I should add that I see no difficulty as to the alleged duplication of damages under the Act of 1934 and the Fatal Accidents Acts. If those who benefit under the last-mentioned Acts also benefit under the will or intestacy of the deceased personally their damages under those Acts will be affected. If they do not there seems no reason why an increase to the deceased's estate in which they take no share should affect the measure of damages to which they are entitled under the Act.

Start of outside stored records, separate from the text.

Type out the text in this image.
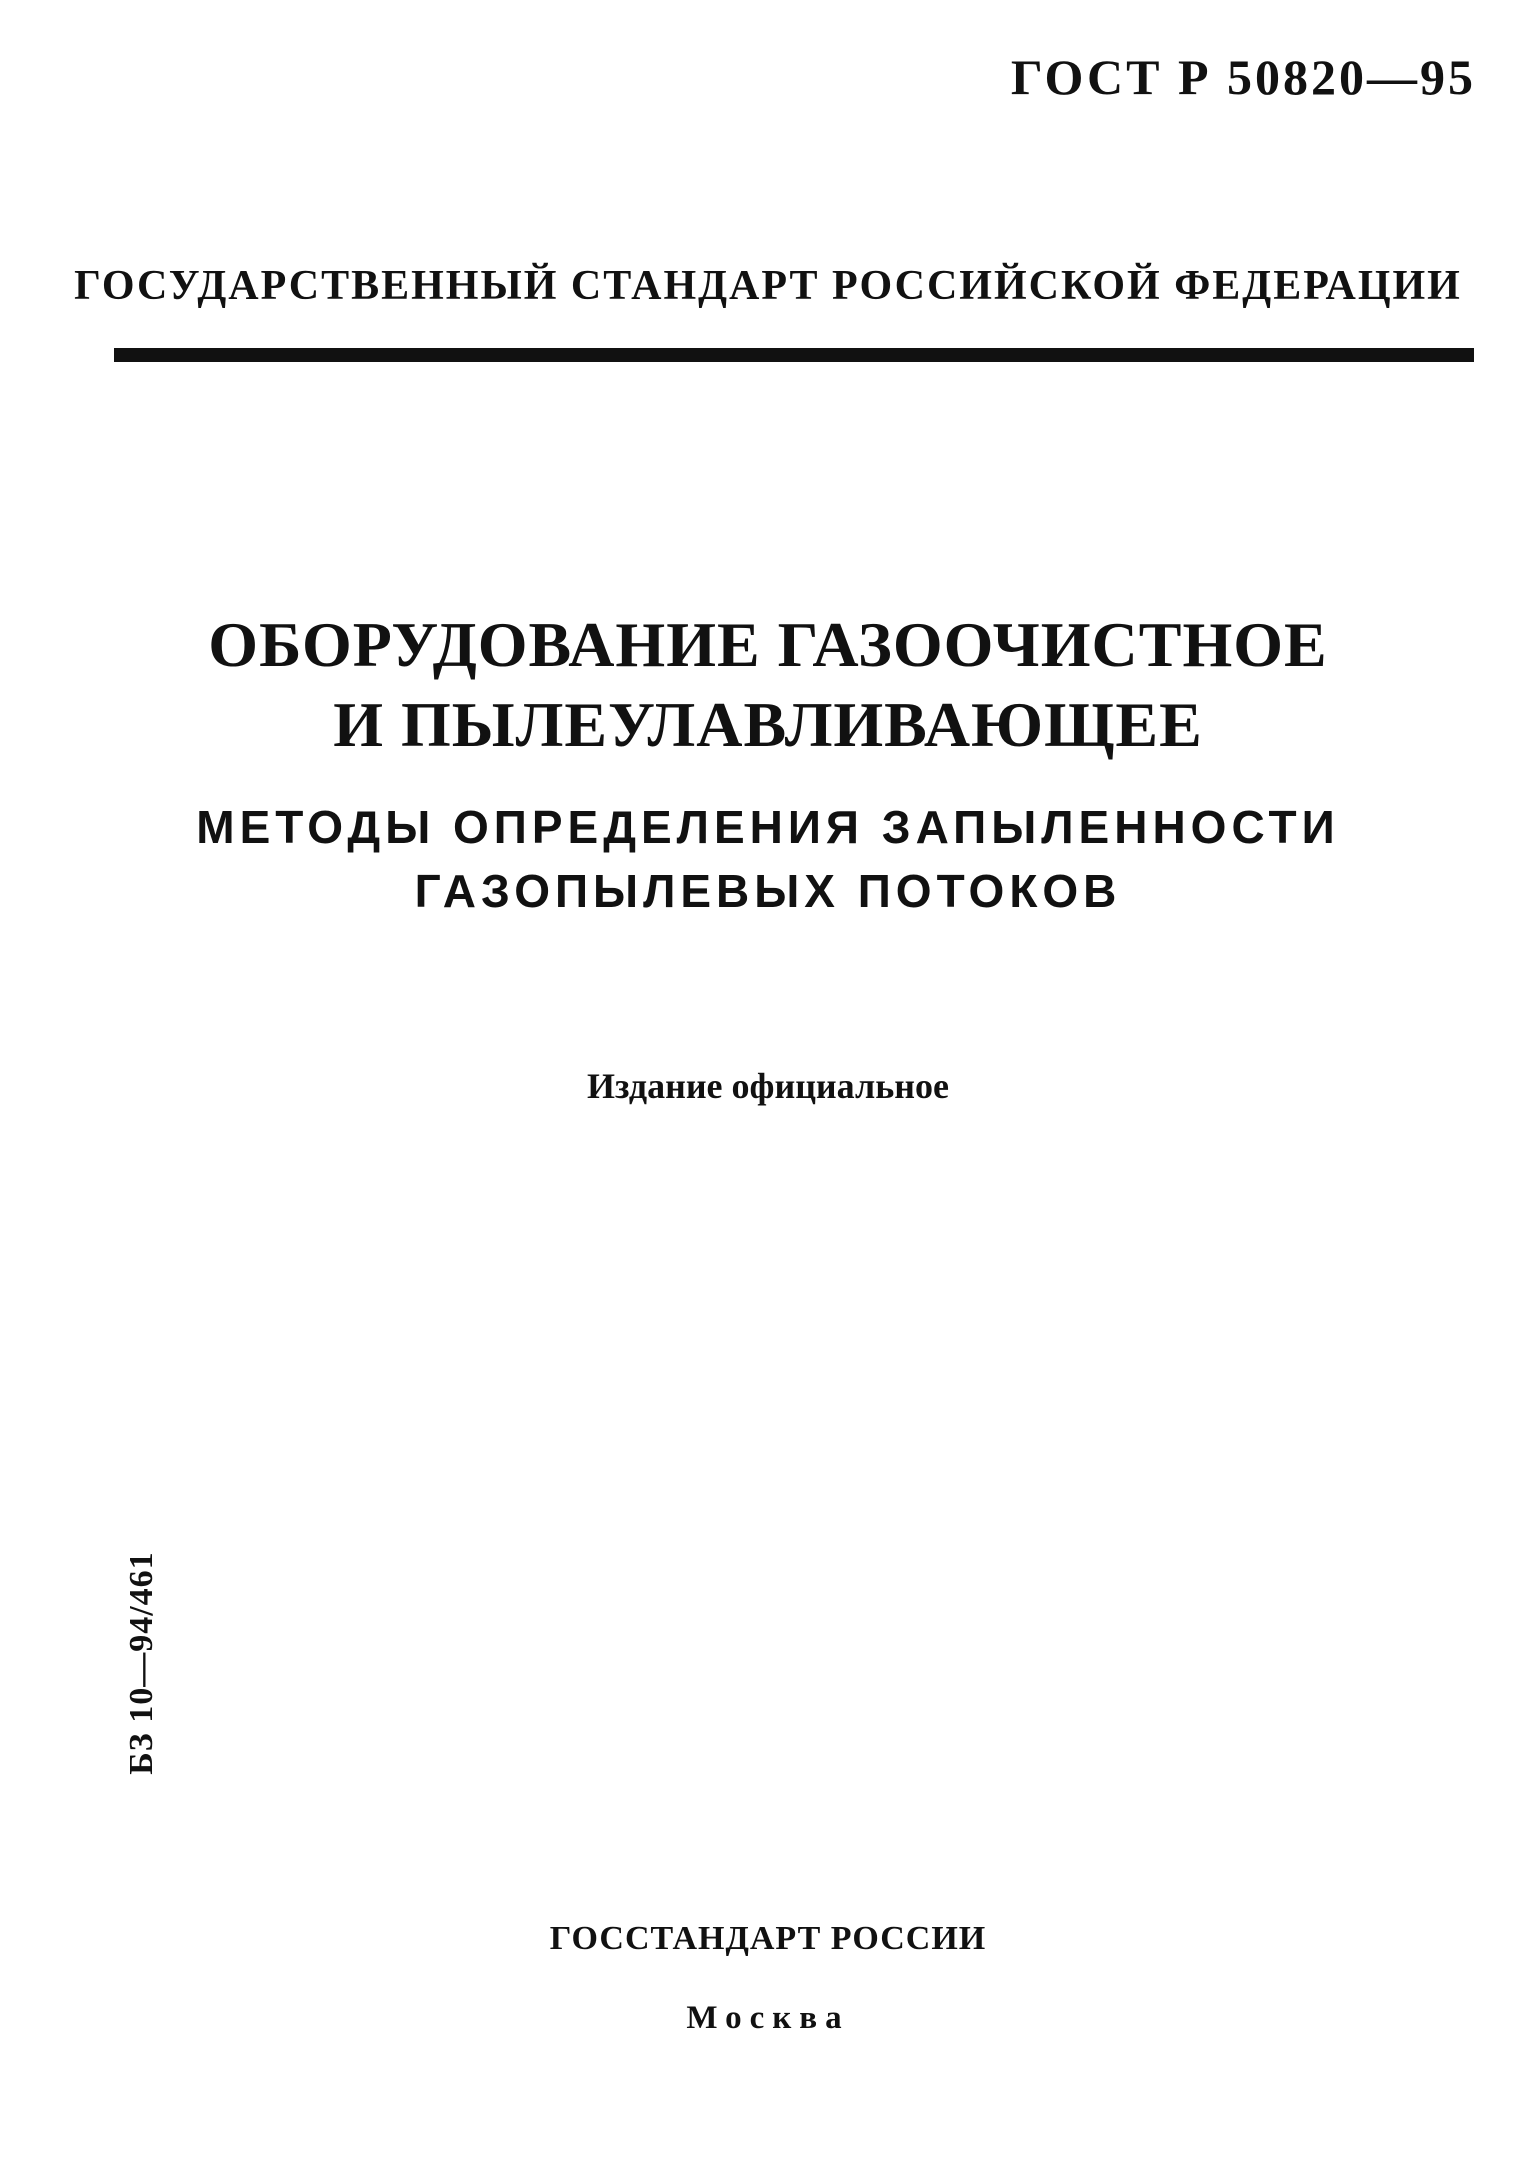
ГОСТ Р 50820—95
ГОСУДАРСТВЕННЫЙ СТАНДАРТ РОССИЙСКОЙ ФЕДЕРАЦИИ
ОБОРУДОВАНИЕ ГАЗООЧИСТНОЕ
И ПЫЛЕУЛАВЛИВАЮЩЕЕ
МЕТОДЫ ОПРЕДЕЛЕНИЯ ЗАПЫЛЕННОСТИ
ГАЗОПЫЛЕВЫХ ПОТОКОВ
Издание официальное
БЗ 10—94/461
ГОССТАНДАРТ РОССИИ
Москва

For these reasons I am of opinion that the appeal should be allowed: that the order of the Court of Appeal on appeal and cross-appeal be set aside: that the judgment of Humphreys J. be varied by increasing the sum awarded under the Law Reform (Miscellaneous Provisions) Act, 1934, to £1,022 and directing that judgment be entered for the Plaintiff for £1,351 2s. 11d. with costs: and that the Defendant do pay to the Plaintiff the costs of the appeal and cross-appeal and the costs in this House appropriate to a successful pauper Appellant.
My Lords,
I concur.
My Lords,
The legal personal representative of the deceased girl, bringing an action under and by virtue of Section 1 (1) of the Law Reform (Miscellaneous Provisions) Act, 1934, recovered damages for the benefit of her estate under two heads, viz., (1) special damage, including funeral expenses, £29 2s. 11d. and (2) £500 for pain and suffering, including the loss of a leg. I disregard the further sum of £300 recovered for the benefit of dependants under the Fatal Accidents Acts, as to which no question arises. Humphreys J., who tried the action, refused to award any damages for the girl's loss of expectation of life, which damages had been claimed upon the authority of ( Flint v. Lovell 1935 1 K.B. 354). He thought that the basis of that decision was the view that damages should be awarded for the suffering caused to a person by the knowledge that the term of her life had been shortened, and that as there was no evidence that any such suffering had been caused to the girl, no damages could be awarded.